A webpack plugin that makes webpack only build entrypoints with changed files/dependencies (therefore, skipping entrypoints with no changes).
yarn add -D rebuild-changed-entrypoints-webpack-plugin
npm install rebuild-changed-entrypoints-webpack-plugin --save-dev
const RebuildChangedPlugin = require('rebuild-changed-entrypoints-webpack-plugin');
// Webpack configuration
module.exports = {
//...
plugins: [
new RebuildChangedPlugin({
cacheDirectory: __dirname,
}),
],
//...
};
There are some options you can pass to modify the behavior of the plugin.
Attribute | Type | Required | Description |
---|---|---|---|
cacheDirectory | {String} |
True | Specifies the path, where the cache directory .webpack-changed-plugin-cache will be generated |
logLevel | {"none" | "error" | "debug"} |
False - default: "none" |
Specifies the logLevel for the console output. "none" - No logging "error" - Only error logs "debug" - Prints very detailed information about the process |
webpack.config.js
plugins: [
new RebuildChangedPlugin({
cacheDirectory: __dirname,
}),
],
(1) Build up Cache
The plugin hooks into the webpack compilation process. So, after the dependency tree is build, we cache the corresponding dependencies of every entrypoint and their last modification dates by writing this information to a JSON.

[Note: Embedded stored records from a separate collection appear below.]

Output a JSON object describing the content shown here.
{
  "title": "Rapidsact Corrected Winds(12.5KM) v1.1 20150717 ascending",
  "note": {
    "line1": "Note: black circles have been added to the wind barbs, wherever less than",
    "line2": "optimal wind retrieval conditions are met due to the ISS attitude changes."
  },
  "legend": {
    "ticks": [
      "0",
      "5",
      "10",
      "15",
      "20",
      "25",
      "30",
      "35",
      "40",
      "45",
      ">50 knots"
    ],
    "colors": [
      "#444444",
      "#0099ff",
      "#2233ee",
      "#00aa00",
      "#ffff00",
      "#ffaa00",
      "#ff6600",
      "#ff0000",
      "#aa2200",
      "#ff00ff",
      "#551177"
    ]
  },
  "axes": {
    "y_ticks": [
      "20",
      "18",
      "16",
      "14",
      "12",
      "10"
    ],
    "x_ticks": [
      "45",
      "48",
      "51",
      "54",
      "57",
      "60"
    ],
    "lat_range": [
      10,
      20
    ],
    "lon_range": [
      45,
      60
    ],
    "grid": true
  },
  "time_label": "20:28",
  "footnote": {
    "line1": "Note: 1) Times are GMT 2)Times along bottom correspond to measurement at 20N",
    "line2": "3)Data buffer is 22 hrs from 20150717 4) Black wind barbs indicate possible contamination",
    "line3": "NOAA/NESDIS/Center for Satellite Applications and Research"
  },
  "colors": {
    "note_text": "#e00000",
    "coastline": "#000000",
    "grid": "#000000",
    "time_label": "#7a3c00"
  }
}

(2) Use cache to determine rebuild targets
When webpack tries to rebuild an entrypoint, we check whether the cache holds information for that entry. If there is information and neither a dependenciy from nor the entrypoint itself changed, it is skipped.
No magic :)
This plugin was written to speed up the build process for the development setup in a gulp environment. For development we use gulp.watch
to rebuild according files. However, the watcher does not know about entrypoints and their corresponding dependencies.
However, there might be other use cases, where this plugin makes sense.
This plugin probably does not make sense, when you use the webpack-dev-server.